Sur l’absence de perte de chance, il soutient que le retard de diagnostic n’a eu aucune conséquence, que les conclusions de M. I sont claires sur ce point, et que l’expert explique que la maladie n’a pas progressé de façon significative entre août 2009 et août 2011, qu’il a ensuite bénéficié d’un traitement adapté, et qu’aucun traitement n’était préconisé avant août 2011. Il conteste que d’autres préjudices soient en lien avec le retard de diagnostic, notamment le préjudice d’anxiété, le préjudice moral et la dégradation du confort de vie, qui de surcroît apparaît faire doublon avec le préjudice moral.

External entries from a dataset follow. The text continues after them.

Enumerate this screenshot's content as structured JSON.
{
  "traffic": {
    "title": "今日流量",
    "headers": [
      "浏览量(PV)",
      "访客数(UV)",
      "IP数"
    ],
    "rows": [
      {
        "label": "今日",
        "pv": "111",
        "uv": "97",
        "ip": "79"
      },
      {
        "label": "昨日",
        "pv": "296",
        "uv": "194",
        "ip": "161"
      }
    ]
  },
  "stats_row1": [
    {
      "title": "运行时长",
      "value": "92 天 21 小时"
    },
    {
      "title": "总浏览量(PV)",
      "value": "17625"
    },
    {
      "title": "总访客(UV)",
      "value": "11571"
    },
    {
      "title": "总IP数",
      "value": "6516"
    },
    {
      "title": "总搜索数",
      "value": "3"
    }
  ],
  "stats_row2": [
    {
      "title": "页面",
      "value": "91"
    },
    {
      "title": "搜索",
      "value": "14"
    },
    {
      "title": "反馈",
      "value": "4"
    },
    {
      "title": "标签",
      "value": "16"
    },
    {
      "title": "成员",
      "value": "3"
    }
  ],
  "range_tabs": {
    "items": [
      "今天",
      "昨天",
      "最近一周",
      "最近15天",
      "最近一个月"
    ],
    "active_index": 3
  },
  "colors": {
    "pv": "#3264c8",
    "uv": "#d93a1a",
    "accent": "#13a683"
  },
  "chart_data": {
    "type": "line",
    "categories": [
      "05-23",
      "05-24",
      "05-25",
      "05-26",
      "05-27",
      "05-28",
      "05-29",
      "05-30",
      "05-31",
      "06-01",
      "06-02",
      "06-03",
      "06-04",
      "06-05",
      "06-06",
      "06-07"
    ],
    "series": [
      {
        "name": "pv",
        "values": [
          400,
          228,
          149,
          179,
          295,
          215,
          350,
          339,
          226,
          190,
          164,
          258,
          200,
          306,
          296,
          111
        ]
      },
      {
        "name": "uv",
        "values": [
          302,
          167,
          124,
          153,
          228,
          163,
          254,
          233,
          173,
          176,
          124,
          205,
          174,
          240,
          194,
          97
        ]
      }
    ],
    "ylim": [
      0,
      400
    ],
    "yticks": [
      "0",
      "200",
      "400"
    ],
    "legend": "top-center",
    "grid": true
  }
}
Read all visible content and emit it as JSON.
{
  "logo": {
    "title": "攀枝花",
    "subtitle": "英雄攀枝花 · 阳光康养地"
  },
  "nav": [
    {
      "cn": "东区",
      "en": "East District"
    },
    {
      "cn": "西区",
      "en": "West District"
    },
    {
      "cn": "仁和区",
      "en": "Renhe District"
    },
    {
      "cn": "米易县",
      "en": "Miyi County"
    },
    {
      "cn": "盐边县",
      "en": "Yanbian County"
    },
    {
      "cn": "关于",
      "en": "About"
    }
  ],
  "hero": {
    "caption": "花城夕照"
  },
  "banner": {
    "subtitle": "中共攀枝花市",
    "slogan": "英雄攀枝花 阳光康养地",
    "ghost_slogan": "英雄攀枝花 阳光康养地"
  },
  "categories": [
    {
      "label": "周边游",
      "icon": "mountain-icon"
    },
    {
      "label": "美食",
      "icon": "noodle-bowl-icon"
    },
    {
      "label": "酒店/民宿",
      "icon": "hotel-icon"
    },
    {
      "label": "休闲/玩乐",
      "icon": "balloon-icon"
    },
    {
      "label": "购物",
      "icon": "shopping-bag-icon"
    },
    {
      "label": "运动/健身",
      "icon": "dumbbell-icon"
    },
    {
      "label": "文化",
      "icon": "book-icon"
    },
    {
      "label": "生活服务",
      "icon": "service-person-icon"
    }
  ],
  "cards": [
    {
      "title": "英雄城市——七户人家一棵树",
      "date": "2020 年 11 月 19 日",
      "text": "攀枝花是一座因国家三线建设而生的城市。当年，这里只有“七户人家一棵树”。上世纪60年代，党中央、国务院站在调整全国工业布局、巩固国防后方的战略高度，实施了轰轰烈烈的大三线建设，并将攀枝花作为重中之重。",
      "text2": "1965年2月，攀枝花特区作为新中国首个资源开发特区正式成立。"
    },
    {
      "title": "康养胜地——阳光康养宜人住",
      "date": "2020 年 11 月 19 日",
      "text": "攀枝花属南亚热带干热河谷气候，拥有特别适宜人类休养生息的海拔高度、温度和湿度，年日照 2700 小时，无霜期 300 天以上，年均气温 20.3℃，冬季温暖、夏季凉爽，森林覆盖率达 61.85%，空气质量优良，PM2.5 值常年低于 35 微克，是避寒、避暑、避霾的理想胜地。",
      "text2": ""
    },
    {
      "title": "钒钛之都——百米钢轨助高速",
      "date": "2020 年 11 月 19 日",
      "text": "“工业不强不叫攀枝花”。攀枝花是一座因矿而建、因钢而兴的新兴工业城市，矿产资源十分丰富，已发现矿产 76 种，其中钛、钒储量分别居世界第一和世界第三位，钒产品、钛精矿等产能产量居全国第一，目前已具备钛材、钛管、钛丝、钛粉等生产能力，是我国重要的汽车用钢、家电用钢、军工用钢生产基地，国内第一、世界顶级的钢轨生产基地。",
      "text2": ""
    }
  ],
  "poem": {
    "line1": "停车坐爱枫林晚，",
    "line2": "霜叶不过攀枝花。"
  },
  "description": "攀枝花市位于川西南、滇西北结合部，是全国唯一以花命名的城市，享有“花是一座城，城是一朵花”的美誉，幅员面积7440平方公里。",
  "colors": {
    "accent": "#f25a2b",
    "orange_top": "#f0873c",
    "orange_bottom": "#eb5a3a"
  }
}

Par conclusions du 23 novembre 2018, M. N Y demande à la cour d’appel de':
— infirmer le jugement entrepris,
— prononcer sa mise hors de cause pure et simple,
— dans l’hypothèse où la Cour estimerait devoir retenir une faute à son encontre, dire et juger que cette faute n’a entraîné aucun préjudice et notamment aucune perte de chance,
— débouter M. S-T de l’ensemble de ses demandes,
— condamner M. S-T à lui rembourser les sommes versées au titre des condamnations mises à sa charge par jugement en date du 20 septembre 2016, soit la somme de 9.000 euros,
— condamner M. S-T au paiement de la somme de 3.000 euros au titre des frais de procédure, ainsi qu’aux entiers dépens dont distraction au profit de Me Brassens.
Il fait valoir en premier lieu qu’il n’a commis aucune faute de nature à engager sa responsabilité. Il expose qu’il a reçu M. S-T sur demande conjointe de son médecin généraliste et de son pneumologue pour défaillance cardiaque, qu’il n’a pas géré son hospitalisation, qu’il l’a ensuite reçu en ambulatoire en tant que cardiologue traitant et lui a prescrit une réadaptation cardiaque, et qu’il ne l’a plus revu ensuite. Il explique que le Drs X et lui l’ont pris en charge uniquement pour une insuffisance cardiaque'; que sa situation cardiologique était stabilisée lorsqu’il a revu M. S-T en consultation le 18 septembre 2009, de sorte qu’il l’a incité à poursuivre son traitement et à envisager une rééducation cardio-vasculaire auprès de son ancien cardiologue, M. A'; qu’ignorant le résultat de l’électrophorèse pratiquée en août 2009, cette proposition était parfaitement adaptée à sa situation cardiologique'; que d’après l’expert M. I, même si M. S T était atteint d’un myélome de stade I, la rééducation cardio-vasculaire n’a pas eu d’impact délétère sur sa pathologie hématologique'; et qu’il ne peut sérieusement lui être reproché de s’être fié au compte rendu du Dr X du 29 août 2009.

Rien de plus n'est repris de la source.